Da ciò è derivata l’innovazione (introdotta dalla l. n. 92/2012 e potenziata dalla legge n. 99/2013)  finalizzata a consentire l’assunzione a termine a-causale per un periodo massimo di 12 mesi, opportunità circoscritta al primo contratto di lavoro a termine  tra  gli stessi contraenti.  Come si può notare dai dati relativi al IV trimestre 2013, la 

 

norma sembra aver prodotto  l’ampliamento  del numero  di rapporti a termine ed in specie di quelli con durata al di sotto dei dodici mesi. 

La riforma contenuta nel recente d. l. n. 34/2014, generalizza la facoltà di assumere a termine senza indicazione della causale,  con  due vincoli: si riconferma che la durata complessiva, compresi proroghe e rinnovi, non può superare i 36 mesi e si introduce, per ciascun datore di lavoro,  un limite massimo del venti per cento  di dipendenti a termine sul totale dell’organico. Essa va ben oltre, dunque, la  sperimentazione in atto a seguito delle norme del 2012 e del 2013, tuttavia senza lasciare spazio temporale sufficiente ad una adeguata valutazione degli effetti.
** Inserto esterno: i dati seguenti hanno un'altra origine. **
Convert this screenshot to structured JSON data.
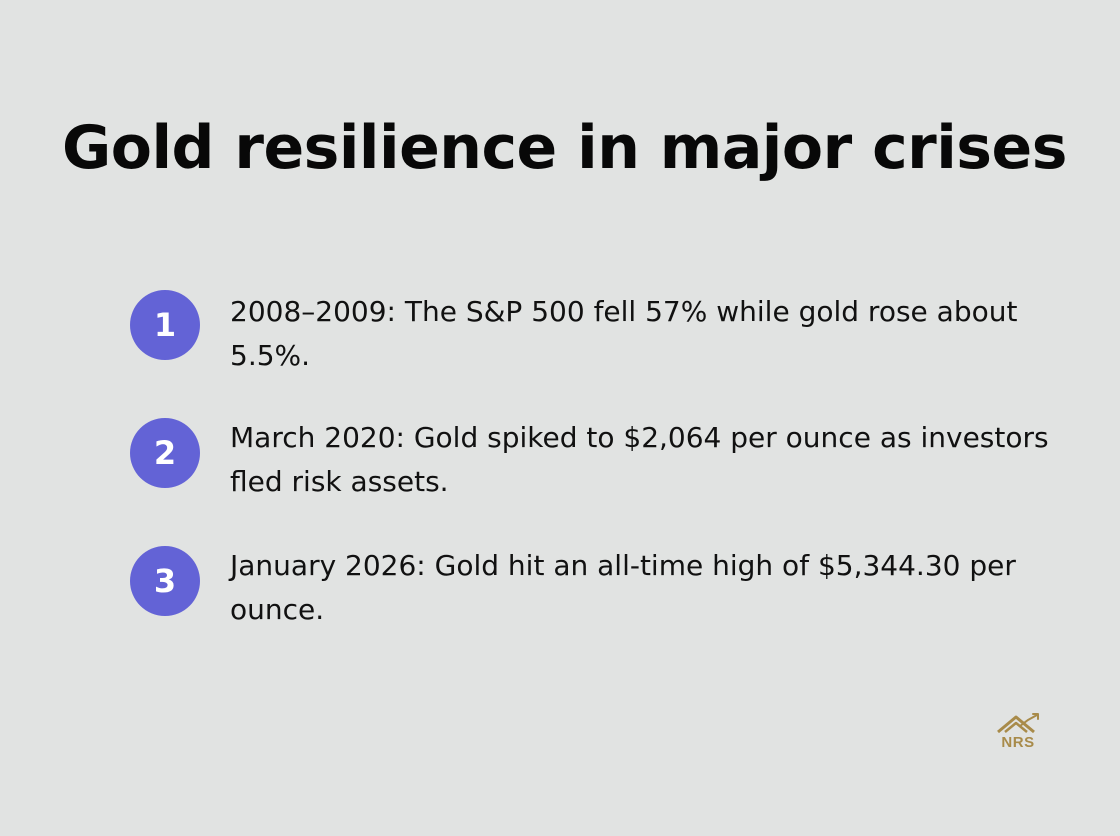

Poiché il decreto-legge ha sessanta giorni per la conversione, conviene forse che il dibattito parlamentare tenga conto anche dei prossimi dati  in uscita relativi al primo trimestre 2014, onde supportare ulteriormente  (o smentire) la tesi sopra esposta secondo cui il contratto a termine può essere “l’asso pigliatutto” che assorbe le varie  forme di lavoro precario e sottoprotetto che il nostro mercato del lavoro ben conosce ed utilizza.  Ovviamente, se dimostrasse di riuscire in quest’opera non potrebbe che essere apprezzato.  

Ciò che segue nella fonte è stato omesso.